When we get cured, some people should do a tally of the amount of known suicides among pwME/CFS. It’s going to dwarf the post office..
 
I notice from going through his WIki entry something called REAd-it was listed: READ-IT | Research, Evidence and Development Initiative
which turns out to be something to do with the foreign and commonwealth office
and involved Cochrane somehow.
and ended Dec 2024.


Garner is a really interesting character.

As mentioned before in this thread and written down by himself in this BMJ Blog titled "Covid-19 and fatigue—a game of snakes and ladders" :

I talk to my sister. Her personal experience of ME really helps, and she coaches with practical management of chronic fatigue.

I also find it quite interesting how deliberately he seems to mix his opinions with work by READ-It by hosting a collection of interviews and writings about his Long Covid recovery there:
https://web.archive.org/web/2024052...r-discusses-his-experience-of-having-covid-19


But what irritates me by far the most: Why does his name popup on newer "studies" of the lowest possible quality?
"Interventions for the management of long covid (post-covid condition): living systematic review" https://www.bmj.com/content/387/bmj-2024-081318/rapid-responses

Here‘s an excerpt from a review:

"I would like to draw particular attention to the misleading sentence at the start of the Discussion: "Our systematic review and meta-analysis of 24 trials comprising 3695 patients with long covid identified moderate certainty evidence that an online CBT programme probably improves fatigue and concentration..."

In reality, this conclusion is based not on a meta-analysis of 3695 patients but on the results of a single small trial with a sample size of 114, [1] which the review authors themselves judged to be at high risk of bias in more than one domain, according to the information presented in the Supplementary Data file.
 
A lot of recent posts are covering things that were raised/discussed way back.

I really recommend that if people 'newish' to the forum or ME, are able to, that they have a read from the beginning as the whole thing unfolded.
It is an eye opener to see how Garner changes his tune, although @Esther12 did pick up quite early on his unease with associating whatever he was suffering from with ME.
 
A lot of recent posts are covering things that were raised/discussed way back.

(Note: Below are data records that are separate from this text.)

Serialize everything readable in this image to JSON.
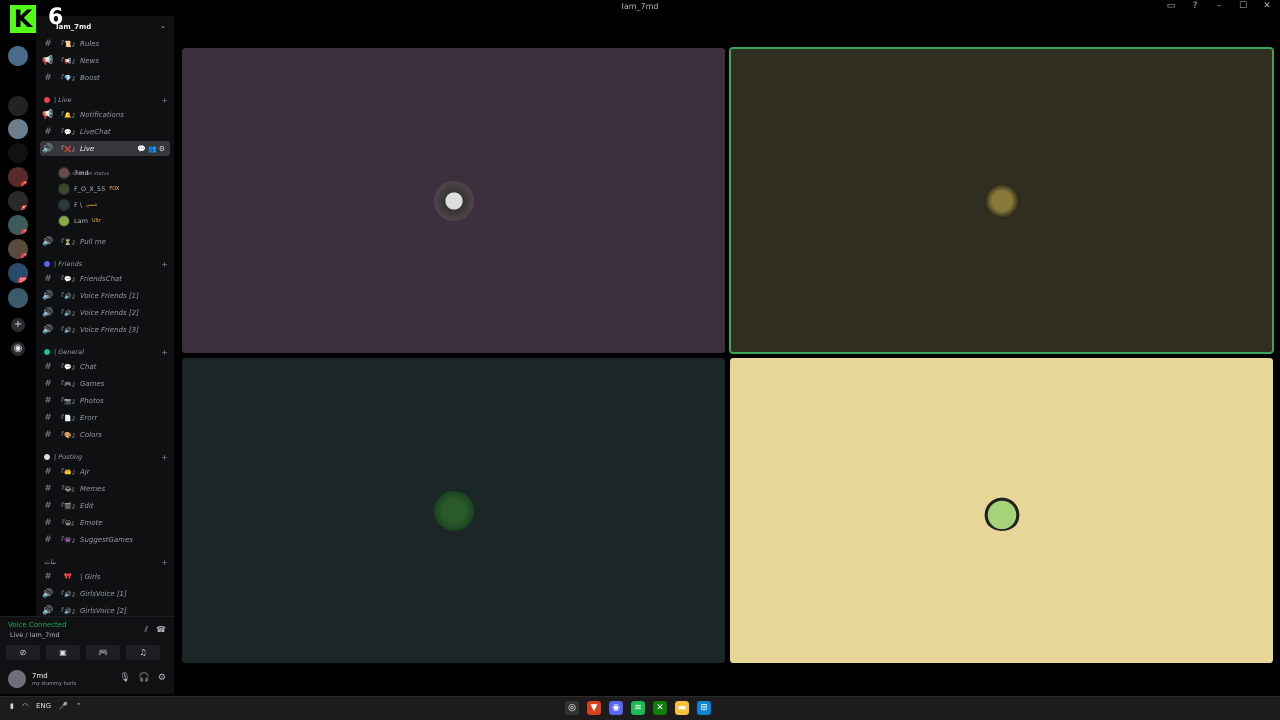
{
  "window": {
    "title": "Iam_7md"
  },
  "watermark": {
    "letter": "K",
    "number": "6"
  },
  "server": {
    "name": "Iam_7md"
  },
  "servers": [
    {
      "badge": ""
    },
    {
      "badge": ""
    },
    {
      "badge": ""
    },
    {
      "badge": ""
    },
    {
      "badge": "3"
    },
    {
      "badge": "53"
    },
    {
      "badge": "4"
    },
    {
      "badge": "1"
    },
    {
      "badge": "396"
    },
    {
      "badge": ""
    }
  ],
  "channels": {
    "top": [
      {
        "icon": "#",
        "label": "Rules"
      },
      {
        "icon": "📢",
        "label": "News"
      },
      {
        "icon": "#",
        "label": "Boost"
      }
    ],
    "cat_live": "| Live",
    "live": [
      {
        "icon": "📢",
        "label": "Notifications"
      },
      {
        "icon": "#",
        "label": "LiveChat"
      },
      {
        "icon": "🔊",
        "label": "Live"
      }
    ],
    "live_status": "Set a channel status",
    "voice_users": [
      {
        "name": "7md",
        "tag": ""
      },
      {
        "name": "F_O_X_55",
        "tag": "FOX"
      },
      {
        "name": "F \\",
        "tag": "شمي"
      },
      {
        "name": "Lam",
        "tag": "Ultr"
      }
    ],
    "pullme": {
      "icon": "🔊",
      "label": "Pull me"
    },
    "cat_friends": "| Friends",
    "friends": [
      {
        "icon": "#",
        "label": "FriendsChat"
      },
      {
        "icon": "🔊",
        "label": "Voice Friends [1]"
      },
      {
        "icon": "🔊",
        "label": "Voice Friends [2]"
      },
      {
        "icon": "🔊",
        "label": "Voice Friends [3]"
      }
    ],
    "cat_general": "| General",
    "general": [
      {
        "icon": "#",
        "label": "Chat"
      },
      {
        "icon": "#",
        "label": "Games"
      },
      {
        "icon": "#",
        "label": "Photos"
      },
      {
        "icon": "#",
        "label": "Erorr"
      },
      {
        "icon": "#",
        "label": "Colors"
      }
    ],
    "cat_posting": "| Posting",
    "posting": [
      {
        "icon": "#",
        "label": "Ajr"
      },
      {
        "icon": "#",
        "label": "Memes"
      },
      {
        "icon": "#",
        "label": "Edit"
      },
      {
        "icon": "#",
        "label": "Emote"
      },
      {
        "icon": "#",
        "label": "SuggestGames"
      }
    ],
    "cat_girls": "بنات",
    "girls": [
      {
        "icon": "#",
        "label": "| Girls"
      },
      {
        "icon": "🔊",
        "label": "GirlsVoice [1]"
      },
      {
        "icon": "🔊",
        "label": "GirlsVoice [2]"
      }
    ]
  },
  "voice": {
    "connected": "Voice Connected",
    "location": "Live / Iam_7md"
  },
  "user": {
    "name": "7md",
    "status": "my stummy hurts"
  },
  "taskbar": {
    "lang": "ENG"
  },
  "colors": {
    "tile1": "#3d2f3d",
    "tile2": "#302d21",
    "tile3": "#1a2726",
    "tile4": "#e8d699",
    "speaking": "#3ba55c"
  }
}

I really recommend that if people 'newish' to the forum or ME, are able to, that they have a read from the beginning as the whole thing unfolded.
It is an eye opener to see how Garner changes his tune, although @Esther12 did pick up quite early on his unease with associating whatever he was suffering from with ME.
There are ~2500 posts in this thread, so reading everything might be difficult.
 
Shouldn’t have done it in full view of people with eyes, in public places then. Whilst being on national telly complaining about being so unwell.
As best as I can tell, in all of his 100+ media appearances and interviews, no one has ever asked him about any of this, so it's not as if it matters.

That's how easy it is to push an establishment narrative, no one ever asks anything awkward or looks into blatant contradictions. Meanwhile we basically have to account for every time someone threw a cup in anger at being unfairly ejected.